Why do viceroy butterflies copy monarch butterflies?

The world of butterflies is full of marvels and puzzles, and one of the most fascinating phenomenon is mimicry. Some of the most famous examples include Viceroy butterflies copying monarch butterflies. In this post, we will investigate the reasons behind this mesmerizing imitation and understand the secrets behind this impersonation.

Viceroy butterflies (Limenitis archippus) are North American butterflies which bear remarkable resemblances to monarch butterflies (Danaus plexippus). The two species share bright orange wings with black veins, rendering them practically undetectable to hunters. So then, why have the viceroyal butterflies staged this similarity?

1-Protection from predators

Monarch butterflies are notorious for their toxicity, developed as caterpillars by their feeding on poisonous plants. They produce chemicals in their bodies that make predators sick or kill them. Viceroy butterflies, by emulating the looks of monarchs, benefits from this protection. As a result, predators, having already fallen victim to the toxicity of monarchs, refrain instinctively from the viceroyal butterflies, assuming that they are also toxic.

2-Survival advantage

The pattern of similarity of viceroyal butterflies gives them a survival advantage. By closely resembling monarch butterflies, they benefit from the monarchs' reputation for toxicity without having to develop their own defense mechanisms. This increases their chances of survival by avoiding being preyed upon by hungry predators.

3-Learning by association

Predators have the ability to learn by experience. When a predator tries to capture a monarch butterfly and experiences the effects of its toxicity, it associates the appearance of the butterfly with danger. When it then encounters a viceroy butterfly, which closely resembles it, it instinctively avoids attacking it, thus avoiding an unpleasant experience.

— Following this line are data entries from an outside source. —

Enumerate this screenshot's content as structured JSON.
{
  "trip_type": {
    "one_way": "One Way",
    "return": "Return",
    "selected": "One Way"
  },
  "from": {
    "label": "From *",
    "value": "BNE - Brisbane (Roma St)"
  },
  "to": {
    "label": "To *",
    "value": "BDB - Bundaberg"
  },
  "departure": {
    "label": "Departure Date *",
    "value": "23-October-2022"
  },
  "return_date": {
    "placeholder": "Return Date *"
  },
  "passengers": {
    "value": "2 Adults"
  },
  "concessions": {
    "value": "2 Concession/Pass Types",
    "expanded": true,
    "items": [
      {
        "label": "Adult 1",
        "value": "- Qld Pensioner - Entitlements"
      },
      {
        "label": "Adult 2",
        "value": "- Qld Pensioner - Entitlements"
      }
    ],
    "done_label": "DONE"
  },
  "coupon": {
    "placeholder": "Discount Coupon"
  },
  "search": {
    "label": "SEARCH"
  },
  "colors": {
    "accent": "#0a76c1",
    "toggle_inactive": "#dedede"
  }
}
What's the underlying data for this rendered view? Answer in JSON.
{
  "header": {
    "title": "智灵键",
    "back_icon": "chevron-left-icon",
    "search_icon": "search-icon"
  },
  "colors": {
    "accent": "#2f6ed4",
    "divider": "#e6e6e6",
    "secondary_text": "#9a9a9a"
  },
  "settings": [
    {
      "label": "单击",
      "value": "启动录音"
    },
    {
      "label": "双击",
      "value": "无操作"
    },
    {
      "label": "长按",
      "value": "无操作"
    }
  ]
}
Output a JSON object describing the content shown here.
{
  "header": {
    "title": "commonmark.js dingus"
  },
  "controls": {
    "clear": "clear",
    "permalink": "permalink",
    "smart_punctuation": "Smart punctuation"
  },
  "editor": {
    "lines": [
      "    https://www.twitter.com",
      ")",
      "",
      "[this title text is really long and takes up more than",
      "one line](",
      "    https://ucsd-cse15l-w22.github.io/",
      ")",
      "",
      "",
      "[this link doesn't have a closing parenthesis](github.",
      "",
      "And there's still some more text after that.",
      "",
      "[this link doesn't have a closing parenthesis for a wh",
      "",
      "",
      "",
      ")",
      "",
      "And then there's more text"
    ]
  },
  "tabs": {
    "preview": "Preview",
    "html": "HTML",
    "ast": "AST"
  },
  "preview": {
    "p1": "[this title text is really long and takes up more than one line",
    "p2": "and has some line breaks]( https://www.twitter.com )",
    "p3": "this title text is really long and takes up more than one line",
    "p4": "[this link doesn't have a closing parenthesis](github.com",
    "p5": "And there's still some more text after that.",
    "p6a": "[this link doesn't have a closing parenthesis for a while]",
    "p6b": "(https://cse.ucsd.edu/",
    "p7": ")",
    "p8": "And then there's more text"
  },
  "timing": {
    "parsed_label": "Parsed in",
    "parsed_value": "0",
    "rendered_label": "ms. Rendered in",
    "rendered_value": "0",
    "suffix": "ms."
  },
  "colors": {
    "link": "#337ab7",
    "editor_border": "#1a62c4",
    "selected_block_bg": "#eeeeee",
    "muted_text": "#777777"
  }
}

4-Co-evolution between monarch butterflies and viceroy butterflies

The close resemblance between viceroy butterflies and monarchs is an example of co-evolution. Over time, viceroyal butterflies have evolved this imitation to survive in environments where monarchs are abundant. Genetic variations that promote more accurate imitation have been selected for, leading to an increasing resemblance between the two species.

Finally, the mimicry of viceroyal butterflies toward monarch butterflies is a remarkable survival strategy.